In New Zealand, an online survey (Dobson et al., 2021) conducted at Waitematā District Health Board (DHB) investigated patient perspectives, preferences and comfort levels regarding the use of their health data.[[16]] In the population of inpatients and outpatients they found that more than 80% of participants (aged 16 to 95 years) were comfortable with how de-identified health information was used across various scenarios. However, many stated that they would require the information collected to be accurate and stored securely within the health system, that privacy was maintained, and the data were only used for the public good. They also expressed a preference for improved communication and transparency around how their data were used.
Our research group is interested in exploring whether routinely collected data can be used to predict future decline in brain health and/or dementia and what might be done to promote resilience of brain health. The Lancet Commission for Dementia[[17,18]] described 12 modifiable risk factors for dementia—in early life (education), in middle age (hearing loss, TBI, hypertension, alcohol and obesity) and in later life (smoking, depression, social isolation, physical inactivity, air pollution, diabetes). Some of these risk factors could be identified using routine health data and would allow the identification of groups of people at higher risk at a population level, which might inform population-level interventions targeted at reducing risk of disease. The prevalence of dementia is rising rapidly due to global demographic ageing and is expected to triple between 2015 and 2050.[[19]] To date, there is no cure for dementia, so researchers worldwide are attempting to find clinical biomarkers that might provide early identification of people at high risk and hopefully intervene before the onset of irreversible dementia. This is a rapidly developing field, particularly with the growing development of artificial intelligence and machine learning methods for diagnosing and detecting risk factors for various diseases, including dementia, which could be utilised with routinely collected health data.[[20–21]]
The early identification of decline in brain health is a controversial area, as dementia is still a highly stigmatised disease,[[22]] and people may not feel comfortable about their health data being used for this purpose, particularly if they fear being identified as being at risk. For that reason, our research group felt that we could not assume that the findings of Dobson et al.[[16]] (2021) would apply in the specific area of cognitive decline and dementia; thus, we decided to repeat the survey with a focus on brain health.

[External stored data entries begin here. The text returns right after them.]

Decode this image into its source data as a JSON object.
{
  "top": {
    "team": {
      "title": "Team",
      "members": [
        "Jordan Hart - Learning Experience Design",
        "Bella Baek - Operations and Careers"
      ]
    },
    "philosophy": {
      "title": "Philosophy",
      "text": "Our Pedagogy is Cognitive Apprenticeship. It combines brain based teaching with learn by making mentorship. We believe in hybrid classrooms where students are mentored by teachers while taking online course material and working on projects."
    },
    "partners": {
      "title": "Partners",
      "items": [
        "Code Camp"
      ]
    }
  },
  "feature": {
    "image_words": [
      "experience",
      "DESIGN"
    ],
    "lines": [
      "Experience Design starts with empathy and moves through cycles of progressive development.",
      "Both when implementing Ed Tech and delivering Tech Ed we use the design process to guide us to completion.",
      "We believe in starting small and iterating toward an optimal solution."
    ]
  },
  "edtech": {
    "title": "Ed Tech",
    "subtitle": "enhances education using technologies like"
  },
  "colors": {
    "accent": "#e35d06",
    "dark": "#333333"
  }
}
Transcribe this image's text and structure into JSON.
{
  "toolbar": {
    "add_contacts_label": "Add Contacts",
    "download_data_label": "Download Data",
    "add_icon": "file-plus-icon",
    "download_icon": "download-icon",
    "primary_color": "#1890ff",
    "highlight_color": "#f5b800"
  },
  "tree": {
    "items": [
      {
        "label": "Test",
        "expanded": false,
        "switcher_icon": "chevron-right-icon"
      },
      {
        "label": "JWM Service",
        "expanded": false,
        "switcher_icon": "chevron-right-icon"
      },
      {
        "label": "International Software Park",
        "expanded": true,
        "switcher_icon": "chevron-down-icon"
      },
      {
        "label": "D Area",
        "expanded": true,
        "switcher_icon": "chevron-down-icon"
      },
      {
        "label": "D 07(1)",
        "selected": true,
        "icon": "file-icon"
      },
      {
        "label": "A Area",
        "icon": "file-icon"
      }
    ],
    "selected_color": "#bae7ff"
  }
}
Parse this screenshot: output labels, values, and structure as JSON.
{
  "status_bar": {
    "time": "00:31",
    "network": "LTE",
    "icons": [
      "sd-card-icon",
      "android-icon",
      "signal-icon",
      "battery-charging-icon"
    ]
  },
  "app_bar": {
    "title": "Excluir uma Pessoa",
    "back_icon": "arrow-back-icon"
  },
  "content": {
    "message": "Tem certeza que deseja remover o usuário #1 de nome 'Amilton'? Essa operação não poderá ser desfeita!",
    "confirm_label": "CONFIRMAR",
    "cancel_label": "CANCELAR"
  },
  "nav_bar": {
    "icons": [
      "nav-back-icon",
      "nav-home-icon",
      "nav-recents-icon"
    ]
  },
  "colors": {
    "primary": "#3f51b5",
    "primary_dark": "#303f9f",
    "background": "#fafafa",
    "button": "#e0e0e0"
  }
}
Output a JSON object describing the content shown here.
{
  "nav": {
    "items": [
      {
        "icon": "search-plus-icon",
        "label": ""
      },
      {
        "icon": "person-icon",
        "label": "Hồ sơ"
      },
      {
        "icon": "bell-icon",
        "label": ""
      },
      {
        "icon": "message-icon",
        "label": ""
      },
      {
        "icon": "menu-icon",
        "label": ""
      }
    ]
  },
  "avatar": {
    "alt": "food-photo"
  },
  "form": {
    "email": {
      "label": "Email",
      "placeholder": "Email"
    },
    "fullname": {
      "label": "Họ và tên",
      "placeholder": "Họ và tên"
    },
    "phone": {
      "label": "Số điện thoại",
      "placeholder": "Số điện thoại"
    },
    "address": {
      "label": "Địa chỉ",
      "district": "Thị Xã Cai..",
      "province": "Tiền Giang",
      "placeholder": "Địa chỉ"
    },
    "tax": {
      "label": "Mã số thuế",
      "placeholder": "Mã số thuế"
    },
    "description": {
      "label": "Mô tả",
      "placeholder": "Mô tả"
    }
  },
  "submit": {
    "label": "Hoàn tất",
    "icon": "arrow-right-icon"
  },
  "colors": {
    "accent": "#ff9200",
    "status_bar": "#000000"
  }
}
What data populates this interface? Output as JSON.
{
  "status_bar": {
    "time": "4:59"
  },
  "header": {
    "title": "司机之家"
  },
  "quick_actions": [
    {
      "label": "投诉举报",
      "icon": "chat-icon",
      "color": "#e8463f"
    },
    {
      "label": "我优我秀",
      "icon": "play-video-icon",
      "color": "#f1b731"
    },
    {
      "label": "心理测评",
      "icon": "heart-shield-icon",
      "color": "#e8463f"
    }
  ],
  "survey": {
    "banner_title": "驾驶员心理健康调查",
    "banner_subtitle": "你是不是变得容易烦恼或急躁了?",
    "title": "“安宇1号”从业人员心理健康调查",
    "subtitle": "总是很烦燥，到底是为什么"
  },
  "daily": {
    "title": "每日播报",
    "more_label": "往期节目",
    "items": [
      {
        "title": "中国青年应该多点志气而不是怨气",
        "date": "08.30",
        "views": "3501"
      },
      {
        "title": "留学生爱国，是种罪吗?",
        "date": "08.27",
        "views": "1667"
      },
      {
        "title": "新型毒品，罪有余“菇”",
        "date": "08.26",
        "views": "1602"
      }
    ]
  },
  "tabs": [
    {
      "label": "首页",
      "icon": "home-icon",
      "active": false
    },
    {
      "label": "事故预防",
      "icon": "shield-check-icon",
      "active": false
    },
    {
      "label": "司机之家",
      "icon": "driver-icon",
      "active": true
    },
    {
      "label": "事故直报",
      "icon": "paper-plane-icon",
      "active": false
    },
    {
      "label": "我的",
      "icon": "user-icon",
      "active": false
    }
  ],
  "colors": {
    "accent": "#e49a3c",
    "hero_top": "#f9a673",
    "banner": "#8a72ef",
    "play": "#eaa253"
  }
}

Our research aimed to explore the attitudes and preferences of people aged 55+ regarding the acceptable use of their de-identified health data and understanding their concerns and comfort in different scenarios related to identification of factors related to cognitive decline and dementia. This would allow New Zealand health institutions and researchers to gain a clearer picture of patients’ attitudes and preferences around the use of their de-identified health data in brain health research.
Methods
Participants
People aged 55 and over currently engaged with health services in Te Whatu Ora Counties Manukau were invited to participate in the survey. We chose the cut-off at age 55 because, compared to NZ Europeans, the average age of the onset (or recognition) of dementia is younger for Māori or Pacific peoples living in New Zealand.[[10]] We included people living with dementia who were known to the Te Whatu Ora Counties Manukau Memory Team and their caregivers. This was done to ensure we had a good representation of people who had lived experience of dementia (either personal or as a caregiver).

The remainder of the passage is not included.